The FDA has approved the Lutonix 035 drug-eluting balloon (Bard) for percutaneous transluminal angioplasty, after pre-dilatation, for the treatment of de novo or restenotic lesions up to 150mm in length in native vascular disease of the superficial femoral or popliteal arteries with reference vessel diameters of 4–6mm.
The approval follows a unanimous favourable recommendation from the FDA’s Circulatory Systems Devices Advisory Panel in June 2014. The Lutonix 035 drug-eluting balloon—the first FDA-approved drug-eluting balloon in the USA—is an angioplasty balloon coated with a therapeutic dose of the drug paclitaxel, and also utilises standard mechanical dilatation of the vessel to restore blood flow for patients with peripheral arterial disease in the femoropopliteal arteries.

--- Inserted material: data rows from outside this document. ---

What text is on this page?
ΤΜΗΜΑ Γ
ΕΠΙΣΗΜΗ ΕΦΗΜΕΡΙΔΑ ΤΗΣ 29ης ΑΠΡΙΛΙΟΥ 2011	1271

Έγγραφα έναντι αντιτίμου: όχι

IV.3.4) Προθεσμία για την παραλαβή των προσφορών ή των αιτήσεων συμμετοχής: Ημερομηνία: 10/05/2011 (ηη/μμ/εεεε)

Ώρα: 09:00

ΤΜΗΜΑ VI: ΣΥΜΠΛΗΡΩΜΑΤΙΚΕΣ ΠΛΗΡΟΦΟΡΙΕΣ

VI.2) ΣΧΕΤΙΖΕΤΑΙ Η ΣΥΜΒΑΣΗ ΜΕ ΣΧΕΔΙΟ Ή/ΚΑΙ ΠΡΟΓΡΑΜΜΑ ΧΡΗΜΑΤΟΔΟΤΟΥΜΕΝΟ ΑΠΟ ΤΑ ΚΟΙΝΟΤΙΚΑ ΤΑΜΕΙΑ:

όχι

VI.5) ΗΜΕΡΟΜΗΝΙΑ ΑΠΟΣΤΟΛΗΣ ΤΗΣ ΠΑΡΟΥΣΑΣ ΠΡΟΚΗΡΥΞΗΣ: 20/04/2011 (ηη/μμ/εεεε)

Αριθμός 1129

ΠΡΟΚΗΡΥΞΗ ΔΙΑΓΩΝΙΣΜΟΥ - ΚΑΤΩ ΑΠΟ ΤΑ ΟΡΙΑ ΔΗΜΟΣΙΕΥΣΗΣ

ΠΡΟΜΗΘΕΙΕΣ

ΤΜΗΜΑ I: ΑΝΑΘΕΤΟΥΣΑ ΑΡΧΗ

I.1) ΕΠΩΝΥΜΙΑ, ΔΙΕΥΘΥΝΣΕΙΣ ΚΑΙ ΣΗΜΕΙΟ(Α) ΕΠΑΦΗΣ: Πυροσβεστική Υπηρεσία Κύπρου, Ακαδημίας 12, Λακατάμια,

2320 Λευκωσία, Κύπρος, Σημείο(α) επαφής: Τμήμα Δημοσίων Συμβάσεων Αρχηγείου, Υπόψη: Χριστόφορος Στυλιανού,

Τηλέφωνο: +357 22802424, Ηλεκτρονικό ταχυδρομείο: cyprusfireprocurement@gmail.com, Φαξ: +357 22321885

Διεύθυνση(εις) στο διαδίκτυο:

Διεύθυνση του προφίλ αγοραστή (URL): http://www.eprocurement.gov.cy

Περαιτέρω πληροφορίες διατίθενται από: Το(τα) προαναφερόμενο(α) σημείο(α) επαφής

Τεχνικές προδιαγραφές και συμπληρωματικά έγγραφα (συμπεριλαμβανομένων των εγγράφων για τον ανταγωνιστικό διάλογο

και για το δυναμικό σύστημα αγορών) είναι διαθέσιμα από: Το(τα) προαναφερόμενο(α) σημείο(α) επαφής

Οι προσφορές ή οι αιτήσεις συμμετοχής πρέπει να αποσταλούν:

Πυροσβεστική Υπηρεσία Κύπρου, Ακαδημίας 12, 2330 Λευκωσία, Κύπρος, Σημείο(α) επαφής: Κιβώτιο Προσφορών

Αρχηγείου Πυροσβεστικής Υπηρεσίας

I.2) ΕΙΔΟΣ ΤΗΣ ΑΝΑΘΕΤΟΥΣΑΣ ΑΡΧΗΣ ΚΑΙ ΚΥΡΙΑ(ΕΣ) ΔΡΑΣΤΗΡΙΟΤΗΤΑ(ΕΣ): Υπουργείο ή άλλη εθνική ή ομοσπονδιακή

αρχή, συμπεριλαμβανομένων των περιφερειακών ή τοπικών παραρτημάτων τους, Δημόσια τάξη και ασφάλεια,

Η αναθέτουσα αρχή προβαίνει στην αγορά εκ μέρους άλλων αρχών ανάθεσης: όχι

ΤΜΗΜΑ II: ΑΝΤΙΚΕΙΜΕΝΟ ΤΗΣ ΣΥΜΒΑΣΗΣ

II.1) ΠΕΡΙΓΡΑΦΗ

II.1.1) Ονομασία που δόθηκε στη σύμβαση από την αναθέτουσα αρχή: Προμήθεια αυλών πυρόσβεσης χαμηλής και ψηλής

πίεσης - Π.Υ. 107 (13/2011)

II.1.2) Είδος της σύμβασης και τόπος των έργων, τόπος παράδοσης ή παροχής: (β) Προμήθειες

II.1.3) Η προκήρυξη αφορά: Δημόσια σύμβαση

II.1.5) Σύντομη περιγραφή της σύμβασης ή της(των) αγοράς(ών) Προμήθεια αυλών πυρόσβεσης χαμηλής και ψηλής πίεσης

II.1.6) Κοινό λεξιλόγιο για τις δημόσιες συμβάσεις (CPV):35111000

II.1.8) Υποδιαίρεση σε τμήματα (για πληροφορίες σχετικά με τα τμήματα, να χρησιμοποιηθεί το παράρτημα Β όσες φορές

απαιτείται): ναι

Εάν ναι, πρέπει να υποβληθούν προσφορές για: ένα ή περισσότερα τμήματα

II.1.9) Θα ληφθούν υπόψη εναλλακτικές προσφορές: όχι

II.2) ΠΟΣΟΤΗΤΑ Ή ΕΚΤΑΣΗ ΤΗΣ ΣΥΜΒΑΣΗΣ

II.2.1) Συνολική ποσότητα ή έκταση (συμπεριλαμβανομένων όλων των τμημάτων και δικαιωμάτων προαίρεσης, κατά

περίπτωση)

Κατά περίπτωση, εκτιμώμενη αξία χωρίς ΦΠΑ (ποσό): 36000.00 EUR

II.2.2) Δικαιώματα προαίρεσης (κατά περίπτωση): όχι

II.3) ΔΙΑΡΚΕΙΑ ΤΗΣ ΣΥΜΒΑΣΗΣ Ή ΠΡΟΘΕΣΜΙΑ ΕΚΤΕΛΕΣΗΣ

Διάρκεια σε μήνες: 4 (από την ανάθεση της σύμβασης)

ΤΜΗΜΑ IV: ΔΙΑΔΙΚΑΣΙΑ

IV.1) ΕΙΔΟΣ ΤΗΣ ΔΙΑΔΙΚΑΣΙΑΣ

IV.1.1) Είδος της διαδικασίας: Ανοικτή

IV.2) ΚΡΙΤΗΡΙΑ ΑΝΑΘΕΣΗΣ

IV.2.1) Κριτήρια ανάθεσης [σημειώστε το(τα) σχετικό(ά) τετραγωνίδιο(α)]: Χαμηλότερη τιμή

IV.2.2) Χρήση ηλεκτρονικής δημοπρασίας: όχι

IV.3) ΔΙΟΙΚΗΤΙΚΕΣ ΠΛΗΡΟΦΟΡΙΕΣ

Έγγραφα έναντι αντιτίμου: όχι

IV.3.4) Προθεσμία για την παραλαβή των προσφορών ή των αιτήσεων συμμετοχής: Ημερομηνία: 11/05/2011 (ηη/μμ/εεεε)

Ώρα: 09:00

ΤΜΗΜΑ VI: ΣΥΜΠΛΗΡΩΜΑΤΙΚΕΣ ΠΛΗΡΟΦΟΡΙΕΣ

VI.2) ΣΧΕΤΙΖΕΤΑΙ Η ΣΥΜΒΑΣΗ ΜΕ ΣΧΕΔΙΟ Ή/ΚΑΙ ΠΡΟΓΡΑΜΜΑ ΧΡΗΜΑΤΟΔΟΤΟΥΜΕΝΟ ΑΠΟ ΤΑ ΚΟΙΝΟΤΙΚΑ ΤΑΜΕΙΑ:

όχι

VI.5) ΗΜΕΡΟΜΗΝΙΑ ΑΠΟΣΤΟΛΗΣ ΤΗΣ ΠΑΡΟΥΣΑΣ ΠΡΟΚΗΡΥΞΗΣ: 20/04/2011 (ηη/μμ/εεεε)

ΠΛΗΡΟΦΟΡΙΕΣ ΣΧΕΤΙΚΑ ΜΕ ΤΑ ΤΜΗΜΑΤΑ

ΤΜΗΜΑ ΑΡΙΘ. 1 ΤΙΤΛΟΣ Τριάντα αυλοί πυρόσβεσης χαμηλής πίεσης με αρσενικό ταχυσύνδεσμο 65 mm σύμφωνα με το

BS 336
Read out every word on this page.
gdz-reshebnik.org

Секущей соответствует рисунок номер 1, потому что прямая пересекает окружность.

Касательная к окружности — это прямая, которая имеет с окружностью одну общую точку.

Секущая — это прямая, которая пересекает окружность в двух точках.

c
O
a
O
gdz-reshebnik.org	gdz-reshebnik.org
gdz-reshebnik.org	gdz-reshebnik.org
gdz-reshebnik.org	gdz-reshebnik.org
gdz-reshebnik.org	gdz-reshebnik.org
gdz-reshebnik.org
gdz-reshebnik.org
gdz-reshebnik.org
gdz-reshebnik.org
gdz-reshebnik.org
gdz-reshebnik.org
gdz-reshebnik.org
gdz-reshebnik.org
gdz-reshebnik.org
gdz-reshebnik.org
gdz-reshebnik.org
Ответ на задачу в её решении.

FDA approval of the Lutonix 035 drug-eluting balloon was supported by results of the LEVANT 2 pivotal study, a global, prospective, single-blind, randomised, 54-site study (42 sites in the USA and 12 in Europe) that enrolled all patients under one protocol. At one year, the LEVANT 2 study demonstrated improved patency of the Lutonix 035 DCB compared to standard PTA: 73.5% vs. 56.8% (p<0.001) by Kaplan-Meier time-to-event analysis. It also demonstrated clinical benefits of sustained improvement in Rutherford Class and improved walking distance scores. The LEVANT 2 study followed a rigorous blinding protocol designed to reduce bias in the results to accurately and scientifically assess and compare the long-term performance of key clinical measures. The LEVANT clinical programme, which includes registry data, enrolled more than 1,000 patients and demonstrated robust safety of the device comparable to angioplasty, including the same low rate of distal embolic events and rate of reintervention for thrombotic events.
“The Lutonix 035 drug-eluting balloon provides physicians with an opportunity to enhance the treatment protocol for patients with occlusive disease of the femoropopliteal artery with a safe, effective method of delivering paclitaxel directly to stenosed vessels,” said Kenneth Rosenfield, section head, Vascular Medicine and Intervention chairman, Massachusetts General Hospital, professor of Medicine, Harvard University School of Medicine and LEVANT 2 principal investigator. “This DCB is a new first-line therapy for treating blockages, without closing the door to other treatment options down the road. I envision also using the Lutonix 035 DCB to complement existing therapy options.”
As part of the approval, the FDA is requiring Bard to conduct two post-approval studies. One is a five-year post-approval study of 657 patients treated with the Lutonix drug-eluting balloon to further monitor safety and effectiveness. The second is a randomized, single blind, multicentre study which will assess the safety and effectiveness of the Lutonix drug-eluting balloon in women in the United States, due to differences in observed outcomes in this group as compared to outcomes for the general study population.
The Lutonix 035 drug-eluting balloon has been available commercially in Europe since 2012.